The Little Rock Nine became the center of the struggle to desegregate public schools in the U.S., particularly in the South. These students were recruited by Daisy Bates, president of the Arkansas branch of the NAACP (National Association for the Advancement of Colored People). Martin Luther King, who was then the president of the Montgomery Improvement Association, wrote to President Eisenhower requesting a speedy resolution to permit these students to attend school.

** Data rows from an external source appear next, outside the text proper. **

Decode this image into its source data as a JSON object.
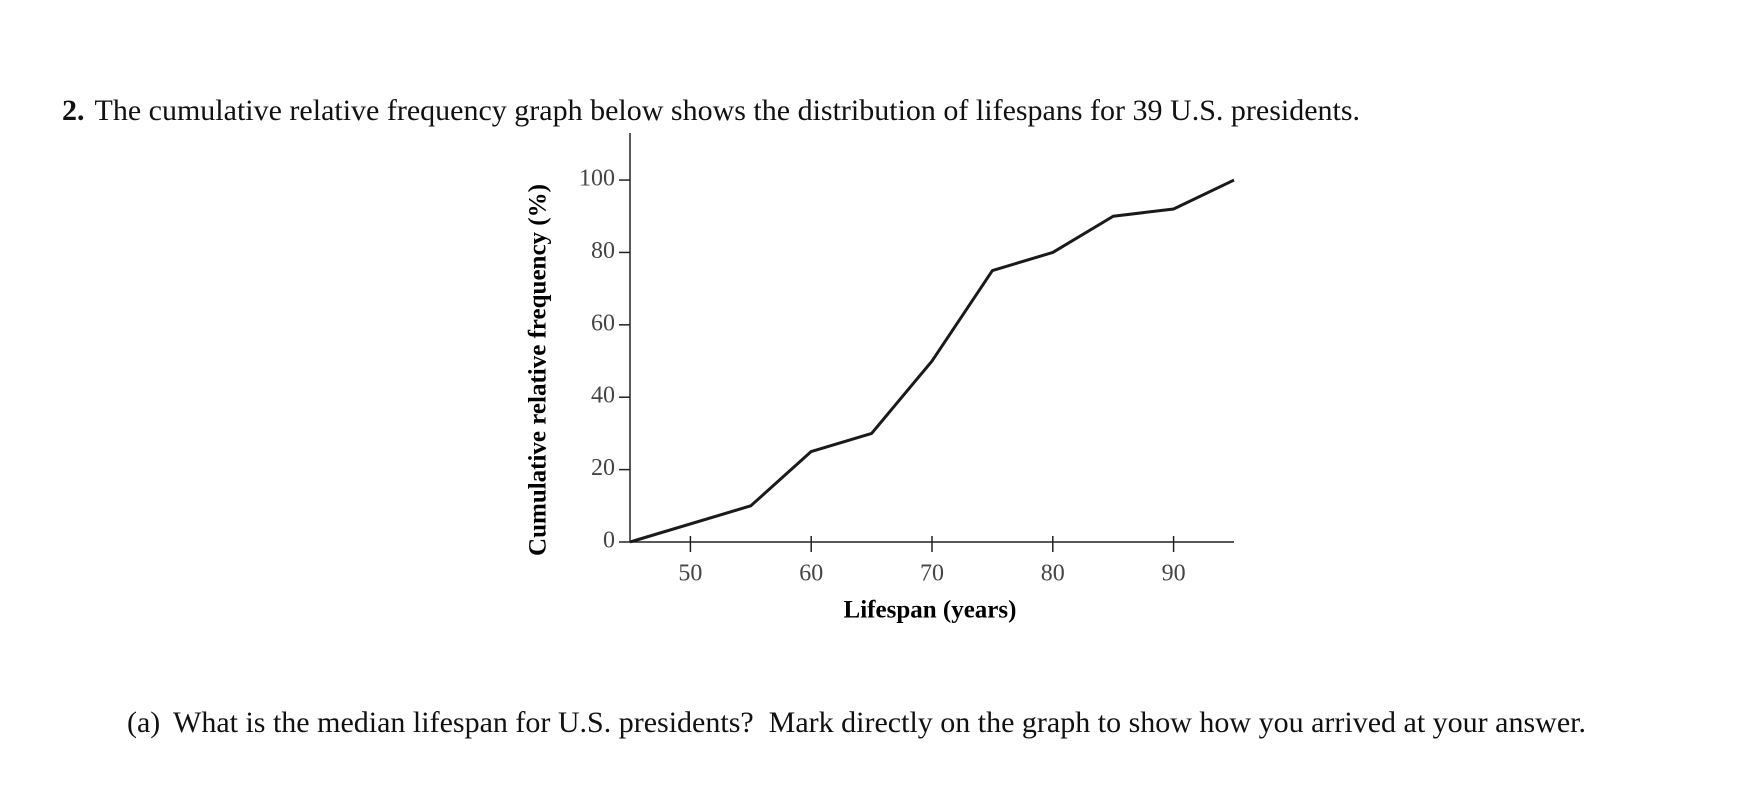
{
  "question": {
    "number": "2.",
    "text": "The cumulative relative frequency graph below shows the distribution of lifespans for 39 U.S. presidents."
  },
  "chart_data": {
    "type": "line",
    "x_label": "Lifespan (years)",
    "y_label": "Cumulative relative frequency (%)",
    "x": [
      45,
      55,
      60,
      65,
      70,
      75,
      80,
      85,
      90,
      95
    ],
    "series": [
      {
        "name": "Cumulative relative frequency",
        "color": "#1a1a1a",
        "values": [
          0,
          10,
          25,
          30,
          50,
          75,
          80,
          90,
          92,
          100
        ]
      }
    ],
    "xlim": [
      45,
      95
    ],
    "ylim": [
      0,
      113
    ],
    "xticks": [
      50,
      60,
      70,
      80,
      90
    ],
    "yticks": [
      0,
      20,
      40,
      60,
      80,
      100
    ]
  },
  "part_a": {
    "label": "(a)",
    "text": "What is the median lifespan for U.S. presidents?  Mark directly on the graph to show how you arrived at your answer."
  }
}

The initial years that the students spent at Central High were quite tumultuous. This was because the educational standards at white-only schools were much more demanding than what they were accustomed to, and they also faced constant bullying and abuse from their peers and teachers. On the first day of school (September 4, 1957), a white mob assembled in front of the school. In addition, the Arkansas National Guard was deployed by Governor Orval Faubus to prevent the black students from entering the school. To counter Faubus’ action, a team of NAACP lawyers won a federal district court injunction, which prevented the governor from blocking the students’ entry. On September 23, 1957, the students entered the school using a side entrance with the help of police escorts. However, fearing rising mob violence, they were sent home soon afterward. The Little Rock incident was becoming an international embarrassment, which Eisenhower realized. As a result, he reluctantly ordered troops from the 101st Airborne Division to protect the students. The Little Rock Nine was shielded by federal troops as well as the Arkansas National Guard for the rest of the school year.

Despite all these incidents, the courage of these students did not break. They continued to bear their oppression and faced their education with all diligence and perseverance. Ernest Green, one of the students, became the first African-American to graduate from Central High. He later worked as the Assistant Secretary of Housing and Urban Affairs under Jimmy Carter. In 1999, he was awarded the Congressional Medal of Honor.